Leaked Treasury Warning Reveals the AI Threat Trump’s Own Team Fears Could Rock the Entire Economy

The Trump administration has spent months celebrating artificial intelligence as the engine of America’s next economic boom.

President Donald Trump has pushed to speed up data-center construction, reduce regulatory barriers and secure U.S. dominance over the fast-growing technology. The White House has framed AI as a pillar of national security, economic competitiveness and what it calls a new American “Golden Age.”

But behind the scenes, a leaked Treasury Department draft report appears to paint a far more anxious picture.

According to NOTUS, career Treasury analysts warned that the AI boom has become deeply embedded in the American economy — so deeply that a sharp downturn could send “shockwaves throughout the entire economic ecosystem.”

The report reportedly warns that AI firms are more intertwined with the economy than dot-com companies were before the early-2000s crash. If financial conditions tighten, productivity promises fall short or key bottlenecks disrupt growth, analysts believe the consequences could spread far beyond Silicon Valley.

The warning is not that AI would simply become another failed tech trend.

It is that too many parts of the economy may now be betting on AI’s success.

Stock markets. Private-credit lenders. Data-center builders. Cloud-computing companies. Chip manufacturers. Utilities racing to meet electricity demand. All could feel the impact if the AI sector stumbles, according to the draft reviewed by NOTUS.

That is the part that makes the report so unsettling.

America is not just investing in AI.

America may be building an enormous economic structure around the assumption that AI will deliver extraordinary profits, productivity gains and long-term growth.

And what happens if it does not?

The draft report reportedly concludes that an AI downturn might not produce an immediate collapse as severe as the dot-com crash. But it could still cause companies to pull back spending, investors to lose confidence and the broader economy to grow more slowly.

That possibility is especially awkward for the Trump administration, which has publicly embraced an aggressively pro-AI strategy.

Trump’s White House released an AI Action Plan in 2025 built around three broad goals: accelerating innovation, expanding AI infrastructure and strengthening America’s international leadership in the technology. The administration has also issued directives intended to reduce barriers to AI development and encourage large-scale investment.

In December, Trump signed an executive order promoting a national AI framework that could limit or preempt certain state laws the administration views as obstacles to AI growth. The White House argued that a patchwork of state rules could slow American companies and weaken U.S. competitiveness against foreign rivals.

The public message has been relentless: build faster, invest bigger and make sure America wins the AI race.

Yet the leaked Treasury analysis suggests officials inside the government understand that the race comes with enormous risk.

A Treasury spokesperson pushed back on the report’s conclusions, telling NOTUS that the draft was unvetted and did not represent the department’s official position or the views of Treasury Secretary Scott Bessent.

“The official position of the Secretary and the U.S. Treasury is that Artificial Intelligence will be a key driver of America’s new Golden Age,” the spokesperson said, adding that AI could produce major productivity gains and expand economic opportunity.

That response highlights the divide.

Publicly, the administration is selling confidence.

Privately, analysts appear to be warning about exposure.

The tension is not entirely new.

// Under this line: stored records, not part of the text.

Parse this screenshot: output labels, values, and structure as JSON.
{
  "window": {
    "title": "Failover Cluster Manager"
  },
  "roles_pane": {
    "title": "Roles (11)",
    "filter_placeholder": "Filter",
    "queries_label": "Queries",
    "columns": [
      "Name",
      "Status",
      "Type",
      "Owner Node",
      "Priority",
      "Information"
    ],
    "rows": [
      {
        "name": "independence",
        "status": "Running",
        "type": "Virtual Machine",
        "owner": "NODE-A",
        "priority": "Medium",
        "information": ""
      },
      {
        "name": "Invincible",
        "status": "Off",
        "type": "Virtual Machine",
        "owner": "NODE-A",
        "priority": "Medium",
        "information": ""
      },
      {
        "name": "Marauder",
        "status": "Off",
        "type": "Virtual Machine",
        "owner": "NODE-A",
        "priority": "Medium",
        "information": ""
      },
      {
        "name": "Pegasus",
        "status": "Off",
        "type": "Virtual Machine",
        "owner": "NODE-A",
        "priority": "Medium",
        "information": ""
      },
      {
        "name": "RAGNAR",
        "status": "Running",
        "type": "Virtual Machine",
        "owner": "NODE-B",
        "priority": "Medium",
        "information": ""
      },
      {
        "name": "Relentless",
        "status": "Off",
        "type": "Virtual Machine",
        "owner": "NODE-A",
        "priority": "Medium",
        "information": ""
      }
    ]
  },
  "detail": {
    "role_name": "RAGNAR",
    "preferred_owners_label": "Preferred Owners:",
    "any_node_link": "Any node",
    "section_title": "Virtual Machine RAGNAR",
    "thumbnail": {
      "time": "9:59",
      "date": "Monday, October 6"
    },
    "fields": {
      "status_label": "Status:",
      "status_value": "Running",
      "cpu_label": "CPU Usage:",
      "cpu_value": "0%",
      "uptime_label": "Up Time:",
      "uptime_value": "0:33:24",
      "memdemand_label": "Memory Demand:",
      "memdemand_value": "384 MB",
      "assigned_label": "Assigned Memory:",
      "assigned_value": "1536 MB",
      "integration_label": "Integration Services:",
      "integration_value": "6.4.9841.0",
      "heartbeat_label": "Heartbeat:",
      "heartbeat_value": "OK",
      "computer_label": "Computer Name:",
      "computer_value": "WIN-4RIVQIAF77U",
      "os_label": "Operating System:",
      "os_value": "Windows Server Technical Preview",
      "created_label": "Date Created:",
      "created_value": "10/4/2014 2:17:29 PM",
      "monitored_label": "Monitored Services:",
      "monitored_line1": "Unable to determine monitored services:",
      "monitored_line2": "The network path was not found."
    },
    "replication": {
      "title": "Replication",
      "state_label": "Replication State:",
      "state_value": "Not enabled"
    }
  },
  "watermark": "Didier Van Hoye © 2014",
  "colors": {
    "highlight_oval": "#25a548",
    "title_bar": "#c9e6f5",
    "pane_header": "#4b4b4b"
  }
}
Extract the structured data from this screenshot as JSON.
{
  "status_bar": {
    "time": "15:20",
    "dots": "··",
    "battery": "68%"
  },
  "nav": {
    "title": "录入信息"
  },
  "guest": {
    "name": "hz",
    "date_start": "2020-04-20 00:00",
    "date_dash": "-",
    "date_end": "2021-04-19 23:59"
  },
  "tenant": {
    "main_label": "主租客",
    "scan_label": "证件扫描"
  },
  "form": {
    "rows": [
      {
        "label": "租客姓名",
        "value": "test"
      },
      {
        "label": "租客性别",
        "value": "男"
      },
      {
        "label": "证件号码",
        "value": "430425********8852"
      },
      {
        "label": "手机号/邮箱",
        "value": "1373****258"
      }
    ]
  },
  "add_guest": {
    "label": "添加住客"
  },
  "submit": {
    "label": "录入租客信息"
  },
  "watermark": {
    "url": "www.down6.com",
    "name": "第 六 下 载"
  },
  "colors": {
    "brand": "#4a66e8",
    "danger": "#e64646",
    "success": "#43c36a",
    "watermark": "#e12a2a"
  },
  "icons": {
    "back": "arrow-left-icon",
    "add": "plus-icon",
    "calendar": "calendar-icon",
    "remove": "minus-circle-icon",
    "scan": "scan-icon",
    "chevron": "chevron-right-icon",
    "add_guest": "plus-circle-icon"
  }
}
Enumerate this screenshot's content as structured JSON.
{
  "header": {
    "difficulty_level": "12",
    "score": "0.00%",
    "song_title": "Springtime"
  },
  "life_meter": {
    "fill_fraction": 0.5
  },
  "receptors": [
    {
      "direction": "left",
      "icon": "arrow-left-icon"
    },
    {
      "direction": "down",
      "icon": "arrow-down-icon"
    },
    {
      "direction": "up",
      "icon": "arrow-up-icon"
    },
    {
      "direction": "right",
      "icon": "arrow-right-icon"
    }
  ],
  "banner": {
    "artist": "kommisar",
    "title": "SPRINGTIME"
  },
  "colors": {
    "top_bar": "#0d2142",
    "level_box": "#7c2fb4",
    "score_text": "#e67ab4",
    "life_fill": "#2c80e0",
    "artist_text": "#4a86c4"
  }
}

Treasury has previously acknowledged that AI can create financial-system vulnerabilities, particularly where firms rely on common models, shared data, cloud providers and highly concentrated infrastructure. Treasury’s earlier work warned that opacity, third-party dependence and weak risk management could magnify the damage from AI failures or disruptions.

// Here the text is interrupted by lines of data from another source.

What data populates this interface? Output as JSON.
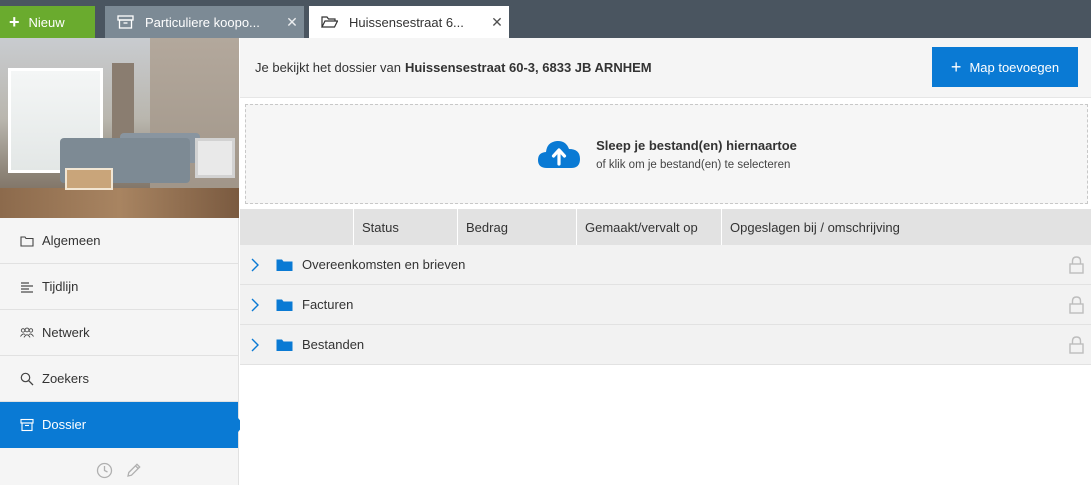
{
  "topbar": {
    "new_label": "Nieuw",
    "tabs": [
      {
        "label": "Particuliere koopo...",
        "icon": "archive-box-icon",
        "active": false
      },
      {
        "label": "Huissensestraat 6...",
        "icon": "folder-open-icon",
        "active": true
      }
    ]
  },
  "sidebar": {
    "items": [
      {
        "label": "Algemeen",
        "icon": "folder-icon"
      },
      {
        "label": "Tijdlijn",
        "icon": "timeline-list-icon"
      },
      {
        "label": "Netwerk",
        "icon": "people-icon"
      },
      {
        "label": "Zoekers",
        "icon": "search-icon"
      },
      {
        "label": "Dossier",
        "icon": "archive-box-icon",
        "active": true
      }
    ],
    "footer_icons": [
      "clock-icon",
      "pencil-icon"
    ]
  },
  "header": {
    "intro": "Je bekijkt het dossier van",
    "address": "Huissensestraat 60-3, 6833 JB ARNHEM",
    "add_folder_label": "Map toevoegen"
  },
  "dropzone": {
    "title": "Sleep je bestand(en) hiernaartoe",
    "subtitle": "of klik om je bestand(en) te selecteren"
  },
  "table": {
    "columns": [
      "",
      "Status",
      "Bedrag",
      "Gemaakt/vervalt op",
      "Opgeslagen bij / omschrijving"
    ],
    "rows": [
      {
        "name": "Overeenkomsten en brieven"
      },
      {
        "name": "Facturen"
      },
      {
        "name": "Bestanden"
      }
    ]
  },
  "colors": {
    "accent": "#0a7ad4",
    "new_button": "#6aab2e",
    "topbar": "#4a5560",
    "inactive_tab": "#7c8a95"
  }
}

But the new draft appears to go further by focusing on the sheer scale of the AI investment boom.

The concern is not merely that an AI model could fail or that a company could overpromise.

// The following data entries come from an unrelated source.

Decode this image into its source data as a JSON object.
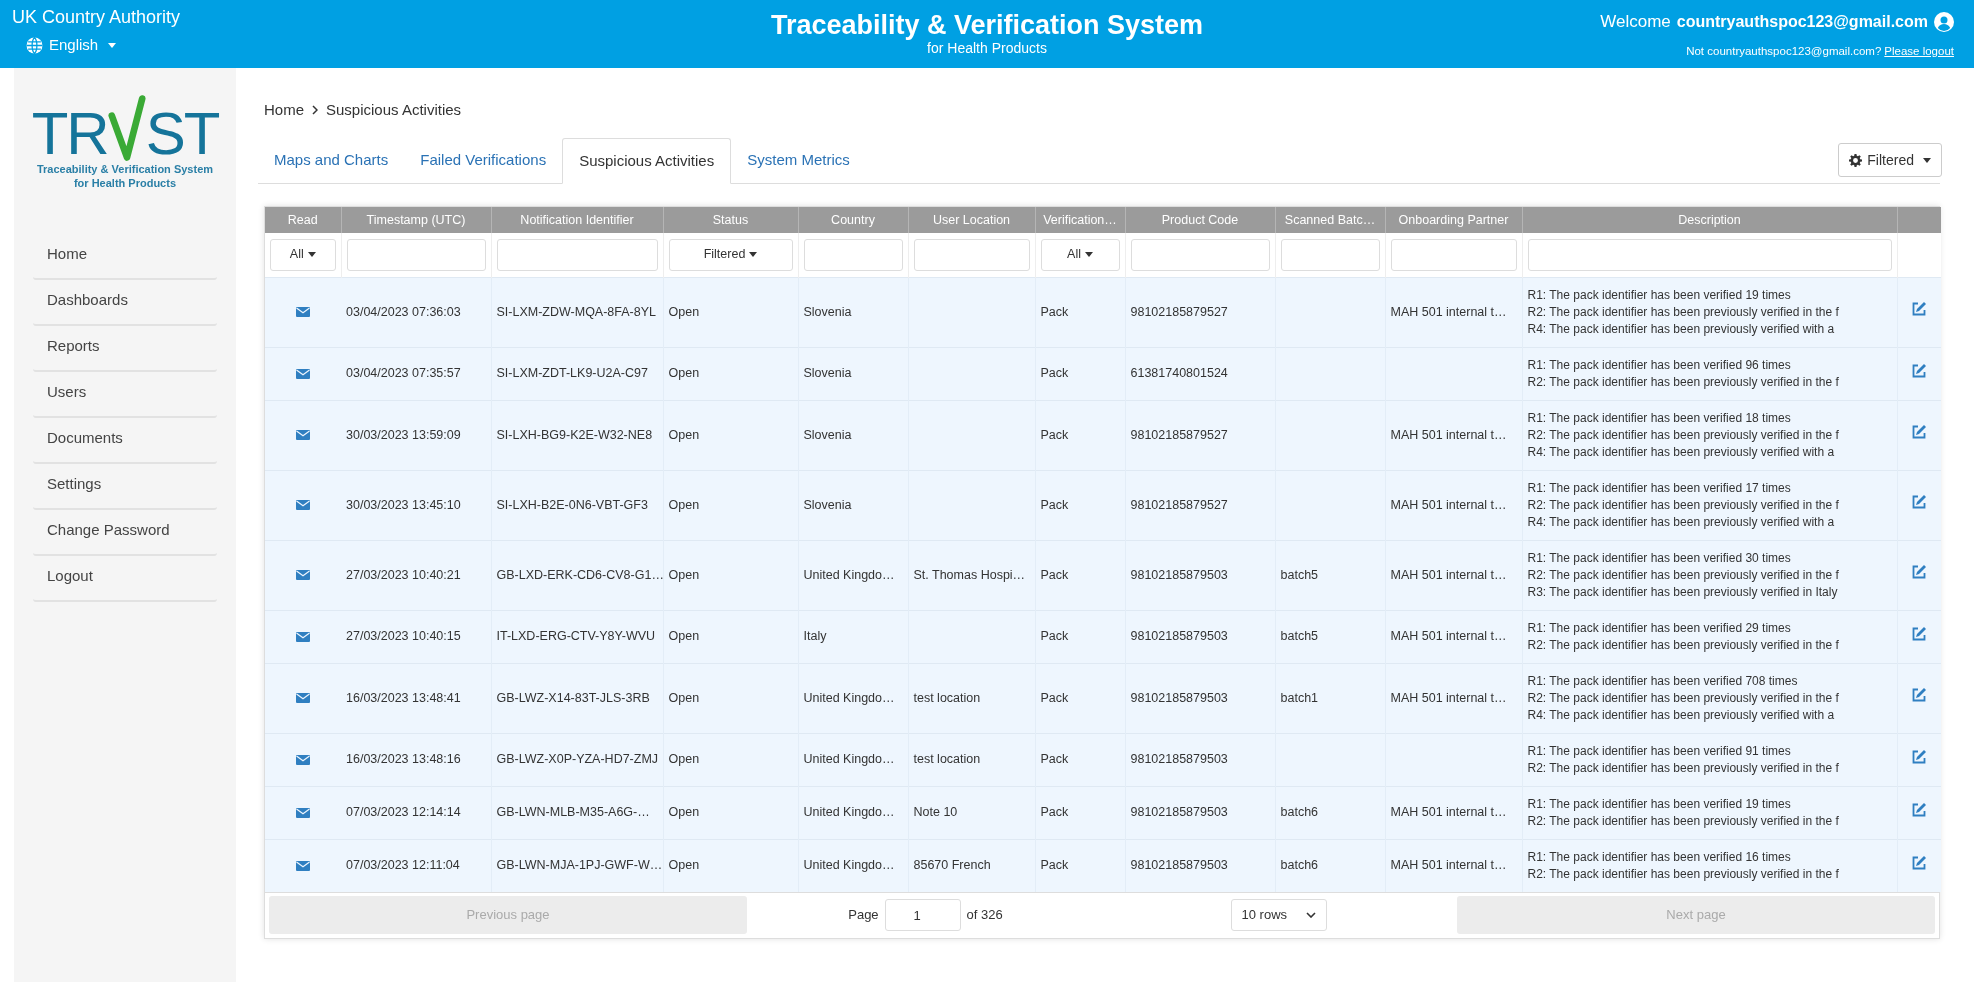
{
  "header": {
    "authority": "UK Country Authority",
    "language": "English",
    "title": "Traceability & Verification System",
    "subtitle": "for Health Products",
    "welcome": "Welcome",
    "user": "countryauthspoc123@gmail.com",
    "not_user": "Not countryauthspoc123@gmail.com?",
    "logout_link": "Please logout"
  },
  "logo": {
    "left": "TR",
    "right": "ST",
    "tagline": [
      "Traceability & Verification System",
      "for Health Products"
    ]
  },
  "sidebar": {
    "items": [
      "Home",
      "Dashboards",
      "Reports",
      "Users",
      "Documents",
      "Settings",
      "Change Password",
      "Logout"
    ]
  },
  "breadcrumb": [
    "Home",
    "Suspicious Activities"
  ],
  "tabs": [
    {
      "label": "Maps and Charts",
      "selected": false
    },
    {
      "label": "Failed Verifications",
      "selected": false
    },
    {
      "label": "Suspicious Activities",
      "selected": true
    },
    {
      "label": "System Metrics",
      "selected": false
    }
  ],
  "filter_button": "Filtered",
  "table": {
    "columns": [
      {
        "label": "Read",
        "filter": {
          "kind": "select",
          "value": "All"
        }
      },
      {
        "label": "Timestamp (UTC)",
        "filter": {
          "kind": "text"
        }
      },
      {
        "label": "Notification Identifier",
        "filter": {
          "kind": "text"
        }
      },
      {
        "label": "Status",
        "filter": {
          "kind": "select",
          "value": "Filtered"
        }
      },
      {
        "label": "Country",
        "filter": {
          "kind": "text"
        }
      },
      {
        "label": "User Location",
        "filter": {
          "kind": "text"
        }
      },
      {
        "label": "Verification…",
        "filter": {
          "kind": "select",
          "value": "All"
        }
      },
      {
        "label": "Product Code",
        "filter": {
          "kind": "text"
        }
      },
      {
        "label": "Scanned Batc…",
        "filter": {
          "kind": "text"
        }
      },
      {
        "label": "Onboarding Partner",
        "filter": {
          "kind": "text"
        }
      },
      {
        "label": "Description",
        "filter": {
          "kind": "text"
        }
      }
    ],
    "rows": [
      {
        "timestamp": "03/04/2023 07:36:03",
        "notification_id": "SI-LXM-ZDW-MQA-8FA-8YL",
        "status": "Open",
        "country": "Slovenia",
        "user_location": "",
        "verification": "Pack",
        "product_code": "98102185879527",
        "scanned_batch": "",
        "onboarding_partner": "MAH 501 internal t…",
        "description": [
          "R1: The pack identifier has been verified 19 times",
          "R2: The pack identifier has been previously verified in the f",
          "R4: The pack identifier has been previously verified with a"
        ]
      },
      {
        "timestamp": "03/04/2023 07:35:57",
        "notification_id": "SI-LXM-ZDT-LK9-U2A-C97",
        "status": "Open",
        "country": "Slovenia",
        "user_location": "",
        "verification": "Pack",
        "product_code": "61381740801524",
        "scanned_batch": "",
        "onboarding_partner": "",
        "description": [
          "R1: The pack identifier has been verified 96 times",
          "R2: The pack identifier has been previously verified in the f"
        ]
      },
      {
        "timestamp": "30/03/2023 13:59:09",
        "notification_id": "SI-LXH-BG9-K2E-W32-NE8",
        "status": "Open",
        "country": "Slovenia",
        "user_location": "",
        "verification": "Pack",
        "product_code": "98102185879527",
        "scanned_batch": "",
        "onboarding_partner": "MAH 501 internal t…",
        "description": [
          "R1: The pack identifier has been verified 18 times",
          "R2: The pack identifier has been previously verified in the f",
          "R4: The pack identifier has been previously verified with a"
        ]
      },
      {
        "timestamp": "30/03/2023 13:45:10",
        "notification_id": "SI-LXH-B2E-0N6-VBT-GF3",
        "status": "Open",
        "country": "Slovenia",
        "user_location": "",
        "verification": "Pack",
        "product_code": "98102185879527",
        "scanned_batch": "",
        "onboarding_partner": "MAH 501 internal t…",
        "description": [
          "R1: The pack identifier has been verified 17 times",
          "R2: The pack identifier has been previously verified in the f",
          "R4: The pack identifier has been previously verified with a"
        ]
      },
      {
        "timestamp": "27/03/2023 10:40:21",
        "notification_id": "GB-LXD-ERK-CD6-CV8-G1…",
        "status": "Open",
        "country": "United Kingdo…",
        "user_location": "St. Thomas Hospi…",
        "verification": "Pack",
        "product_code": "98102185879503",
        "scanned_batch": "batch5",
        "onboarding_partner": "MAH 501 internal t…",
        "description": [
          "R1: The pack identifier has been verified 30 times",
          "R2: The pack identifier has been previously verified in the f",
          "R3: The pack identifier has been previously verified in Italy"
        ]
      },
      {
        "timestamp": "27/03/2023 10:40:15",
        "notification_id": "IT-LXD-ERG-CTV-Y8Y-WVU",
        "status": "Open",
        "country": "Italy",
        "user_location": "",
        "verification": "Pack",
        "product_code": "98102185879503",
        "scanned_batch": "batch5",
        "onboarding_partner": "MAH 501 internal t…",
        "description": [
          "R1: The pack identifier has been verified 29 times",
          "R2: The pack identifier has been previously verified in the f"
        ]
      },
      {
        "timestamp": "16/03/2023 13:48:41",
        "notification_id": "GB-LWZ-X14-83T-JLS-3RB",
        "status": "Open",
        "country": "United Kingdo…",
        "user_location": "test location",
        "verification": "Pack",
        "product_code": "98102185879503",
        "scanned_batch": "batch1",
        "onboarding_partner": "MAH 501 internal t…",
        "description": [
          "R1: The pack identifier has been verified 708 times",
          "R2: The pack identifier has been previously verified in the f",
          "R4: The pack identifier has been previously verified with a"
        ]
      },
      {
        "timestamp": "16/03/2023 13:48:16",
        "notification_id": "GB-LWZ-X0P-YZA-HD7-ZMJ",
        "status": "Open",
        "country": "United Kingdo…",
        "user_location": "test location",
        "verification": "Pack",
        "product_code": "98102185879503",
        "scanned_batch": "",
        "onboarding_partner": "",
        "description": [
          "R1: The pack identifier has been verified 91 times",
          "R2: The pack identifier has been previously verified in the f"
        ]
      },
      {
        "timestamp": "07/03/2023 12:14:14",
        "notification_id": "GB-LWN-MLB-M35-A6G-…",
        "status": "Open",
        "country": "United Kingdo…",
        "user_location": "Note 10",
        "verification": "Pack",
        "product_code": "98102185879503",
        "scanned_batch": "batch6",
        "onboarding_partner": "MAH 501 internal t…",
        "description": [
          "R1: The pack identifier has been verified 19 times",
          "R2: The pack identifier has been previously verified in the f"
        ]
      },
      {
        "timestamp": "07/03/2023 12:11:04",
        "notification_id": "GB-LWN-MJA-1PJ-GWF-W…",
        "status": "Open",
        "country": "United Kingdo…",
        "user_location": "85670 French",
        "verification": "Pack",
        "product_code": "98102185879503",
        "scanned_batch": "batch6",
        "onboarding_partner": "MAH 501 internal t…",
        "description": [
          "R1: The pack identifier has been verified 16 times",
          "R2: The pack identifier has been previously verified in the f"
        ]
      }
    ]
  },
  "pagination": {
    "previous": {
      "label": "Previous page",
      "disabled": true
    },
    "page_label": "Page",
    "page_value": "1",
    "of_label": "of 326",
    "rows_select": "10 rows",
    "next": {
      "label": "Next page",
      "disabled": true
    }
  }
}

It is that enormous amounts of money are now tied to the belief that AI will transform work, business and productivity quickly enough to justify the staggering costs of building the infrastructure behind it.

Data centers require land, water, electricity, chips and financing. Cloud companies are investing heavily. Utilities are preparing for rising demand. Private-credit firms are stepping in to fund projects that traditional banks may be unwilling to finance alone.

The entire chain depends on growth continuing.

If it does, AI could become a defining driver of the economy.

If it does not, the fallout could travel through markets and industries that have spent years preparing for a future that may arrive more slowly than promised.

That is why the leaked report matters.

It does not prove an AI crash is coming.

It does reveal that Treasury analysts are considering what happens if the most heavily hyped technology boom in decades fails to meet the expectations now holding it up.

And it raises a question the administration’s public optimism cannot fully answer:

Is America preparing for an AI revolution — or quietly building the next economic bubble?